Nginx PHP Failing with Large File Uploads (Over 6 GB)


Nginx PHP Failing with Large File Uploads (Over 6 GB)



I am having a very weird issue uploading larges files over 6GB. My process works like this:



My PHP(HHVM) and NGINX configuration both have their configuration set to allow up to 16GB of file, my test file is only 8GB.



Here is the weird part, the ajax will ALWAYS time out. But the file is successfully uploaded, its gets copied to the tmp location, the location stored in the db, s3, etc. But the AJAX runs for an hour even AFTER all the execution is finished(which takes 10-15 minutes) and only ends when timing out.



What can be causing the server not send a response for only large files?



Also error logs on server side are empty.





You need to post the code if you want some help figuring out what might be wrong with it.
– Barmar
Jun 5 '17 at 15:04





Do you make repeated use of session_write_close() and session_start() in your ajax upload script? This can cause issues.
– drew010
Jun 5 '17 at 15:27





@devin has the problem been solved?
– Anatoly
Jun 11 at 6:57




1 Answer
1



A large file upload is an expensive and error prone operation. Nginx and backend should have correct timeout configured to handle slow disk IO if occur. Theoretically it is straightforward to manage file upload using multipart/form-data encoding RFC 1867.



According to developer.mozilla.org in a multipart/form-data body, the HTTP Content-Disposition general header is a header that can be used on the subpart of a multipart body to give information about the field it applies to. The subpart is delimited by the boundary defined in the Content-Type header. Used on the body itself, Content-Disposition has no effect.



Let's see what happens while file being uploaded:



1) client sends HTTP request with the file content to webserver



2) webserver accepts the request and initiates data transfer (or returns error 413 if the file size is exceed the limit)



3) webserver starts to populate buffers (depends on file and buffers size)



4) webserver sends file content via file/network socket to backend



5) backend authenticates initial request



6) backend reads the file and cuts headers (Content-Disposition, Content-Type)



7) backend dumps resulted file on to disk



8) any follow up procedures like database changes



client_body_in_file_only off;



During large files upload several problems occur:



Let's start with Nginx configured with new location http://backend/upload to receive large file upload, back-end interaction is minimised (Content-Legth: 0), file is being stored just to disk. Using buffers Nginx dumps the file to disk (a file stored to the temporary directory with random name, it can not be changed) followed by POST request to backend to location http://backend/file with the file name in X-File-Name header.

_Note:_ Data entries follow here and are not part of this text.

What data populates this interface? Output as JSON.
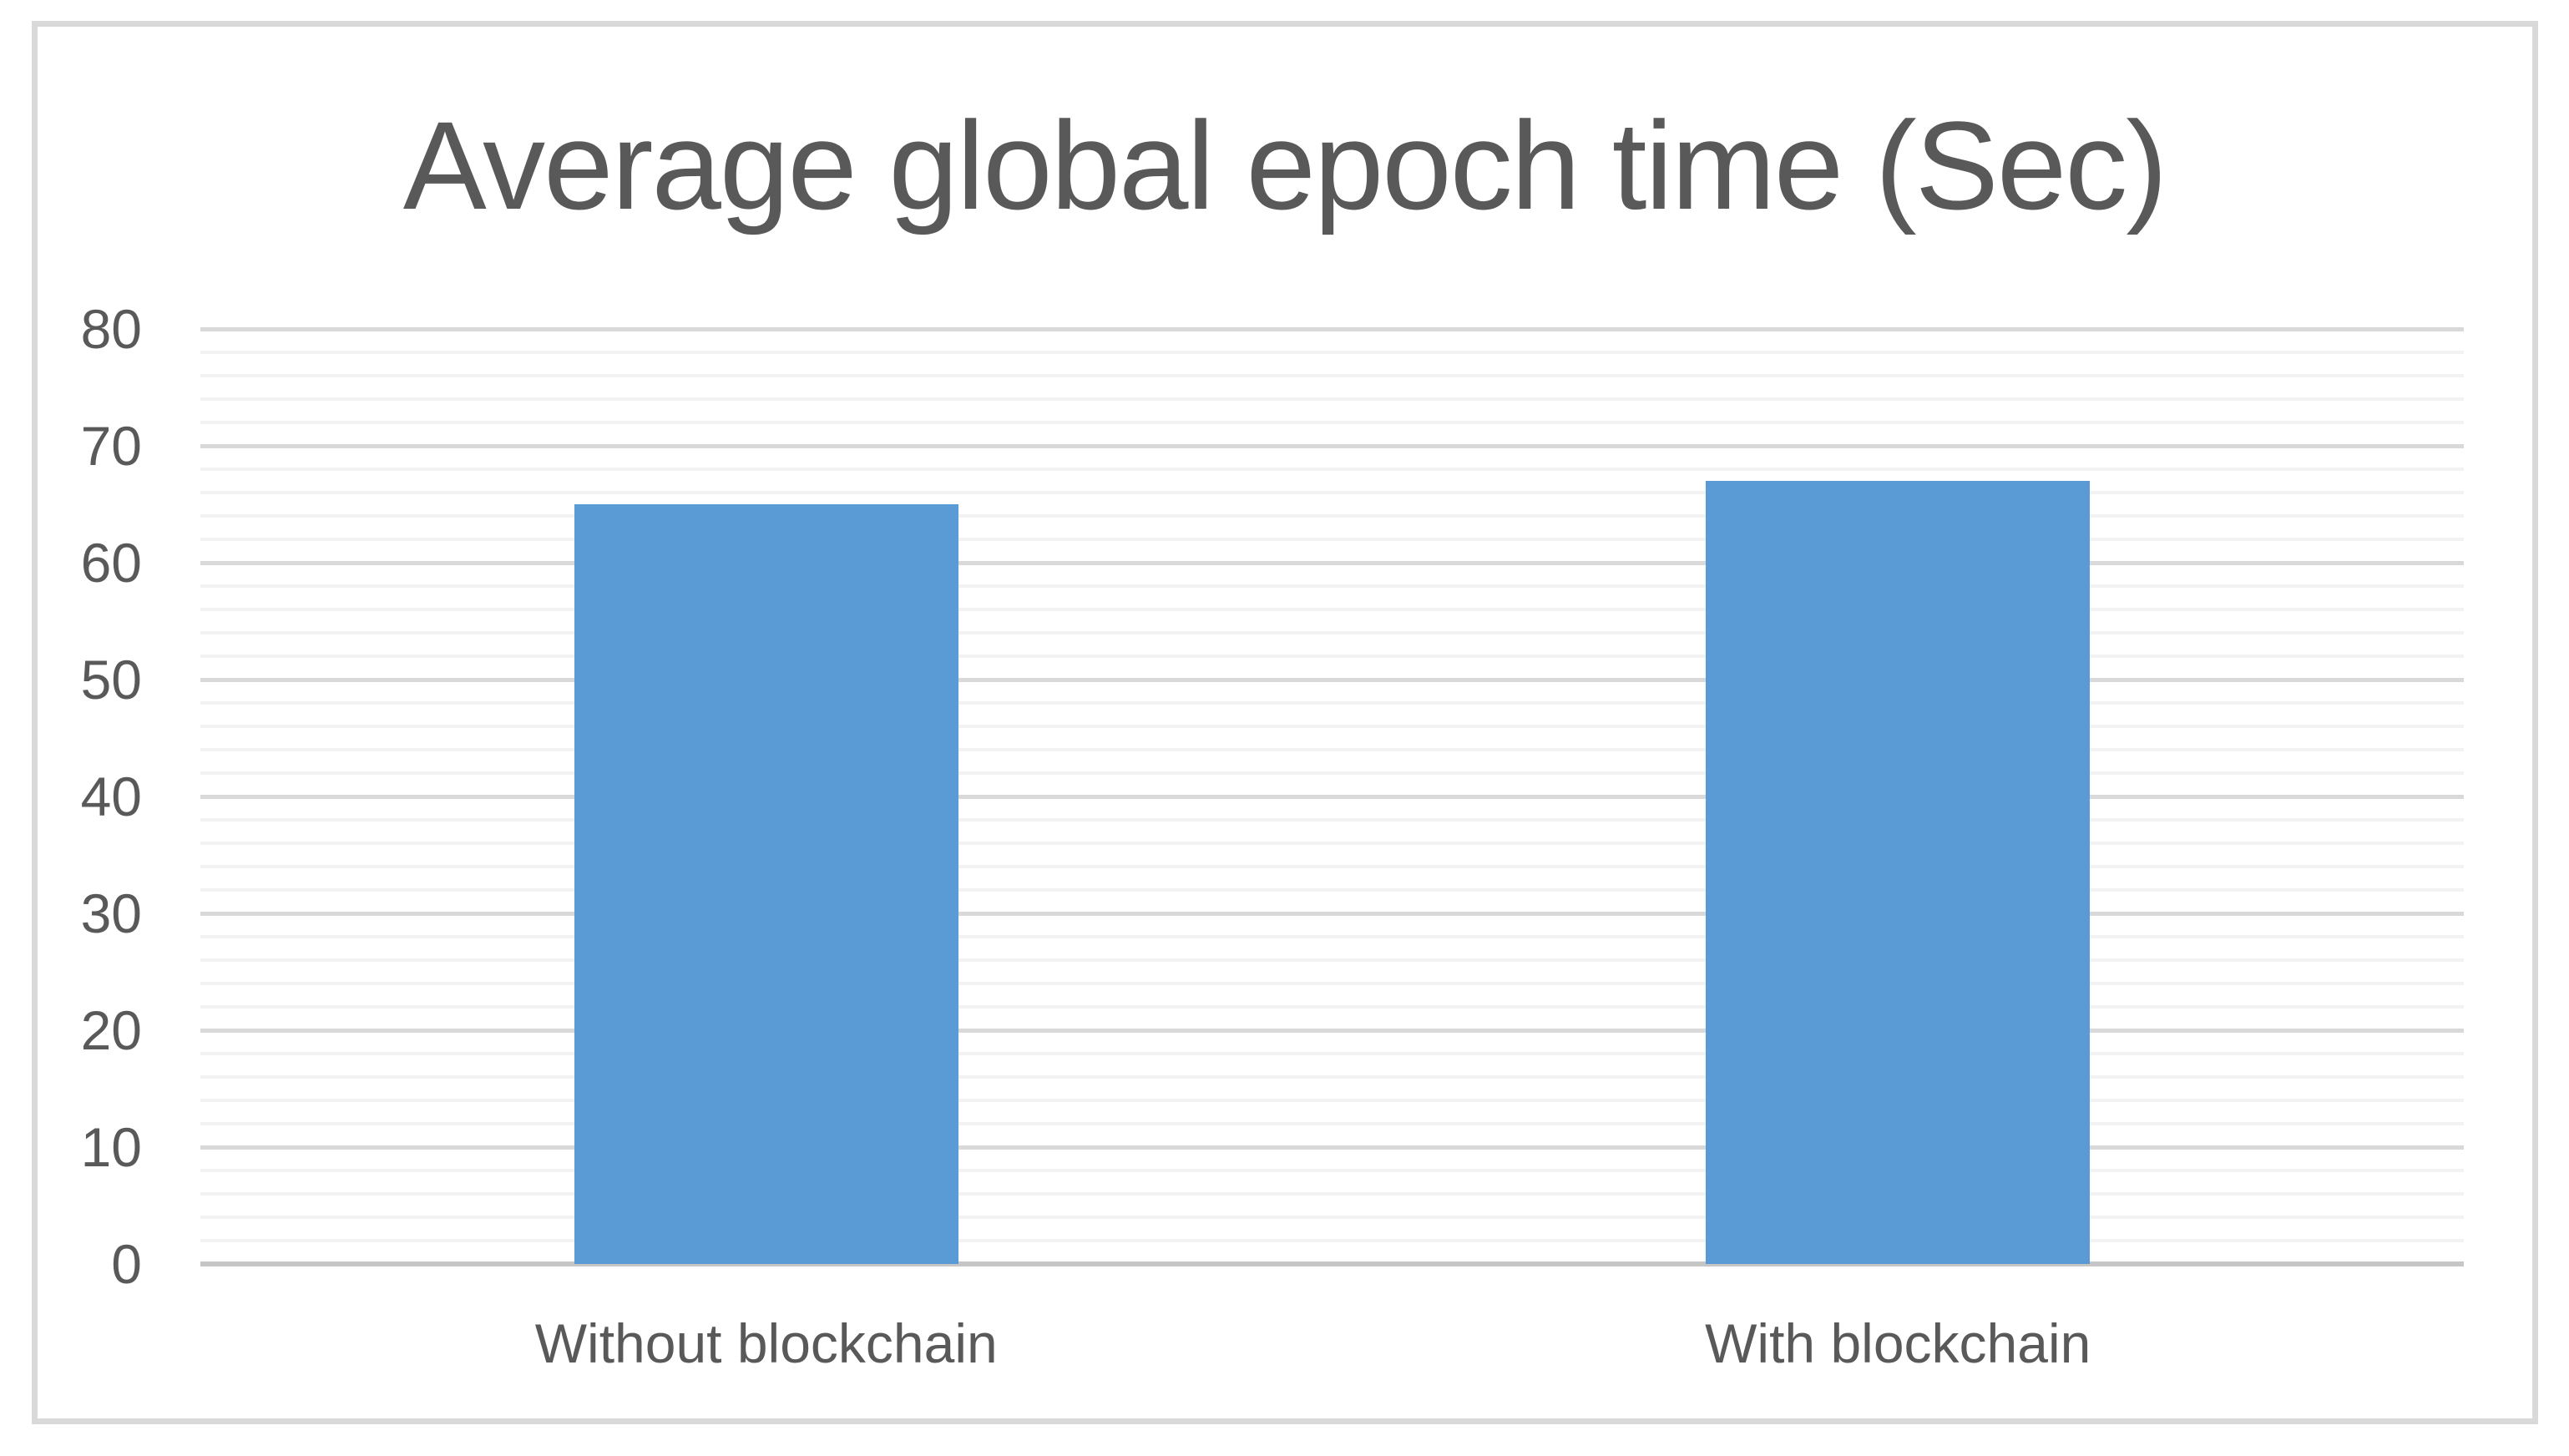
{
  "chart_data": {
    "type": "bar",
    "title": "Average global epoch time (Sec)",
    "categories": [
      "Without blockchain",
      "With blockchain"
    ],
    "values": [
      65,
      67
    ],
    "xlabel": "",
    "ylabel": "",
    "ylim": [
      0,
      80
    ],
    "yticks": [
      0,
      10,
      20,
      30,
      40,
      50,
      60,
      70,
      80
    ],
    "y_minor_step": 2,
    "legend_position": "none",
    "grid": {
      "horizontal_major": true,
      "horizontal_minor": true,
      "vertical": false
    },
    "colors": {
      "bar_fill": "#5b9bd5",
      "title_text": "#595959",
      "tick_text": "#595959",
      "major_gridline": "#d9d9d9",
      "minor_gridline": "#f2f2f2",
      "axis_line": "#c6c6c6",
      "frame_border": "#d9d9d9",
      "background": "#ffffff"
    }
  }
}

To keep extra information you may use headers with initial POST request. For instance, having X-Original-File-Name headers from initial requests help you to match file and store necessary mapping information to the database.



client_body_in_file_only on;



Let's see how make it happen:



1) configure Nginx to dump HTTP body content to a file and keep it stored client_body_in_file_only on;



2) create new backend endpoint http://backend/file to handle mapping between temp file name and header X-File-Name



4) instrument AJAX query with header X-File-Name Nginx will use to send post upload request with



Configuration:


location /upload {
client_body_temp_path /tmp/;
client_body_in_file_only on;
client_body_buffer_size 1M;
client_max_body_size 7G;

proxy_pass_request_headers on;
proxy_set_header X-File-Name $request_body_file;
proxy_set_body off;
proxy_redirect off;
proxy_pass http://backend/file;
}



Nginx configuration option client_body_in_file_only is
incompatible with multi-part data upload, but you can use it with AJAX
i.e. XMLHttpRequest2 (binary data).



If you need to have back-end authentication, only way to handle is to use auth_request, for instance:


location = /upload {
auth_request /upload/authenticate;
...
}

location = /upload/authenticate {
internal;
proxy_set_body off;
proxy_pass http://backend;
}



client_body_in_file_only on; auth_request on;



Pre-upload authentication logic protects from unauthenticated requests regardless of the initial POST Content-Length size.





Brilliant! How would you configure this to operate without the proxy? Would it work to add the line return 201 $request_body_file; instead?
– bcattle
Aug 22 '17 at 3:31



return 201 $request_body_file;





@bcattle proxy_pass shouldn't be necessarily a backend upstream URL, it can be a named internal location, what do you try to achieve?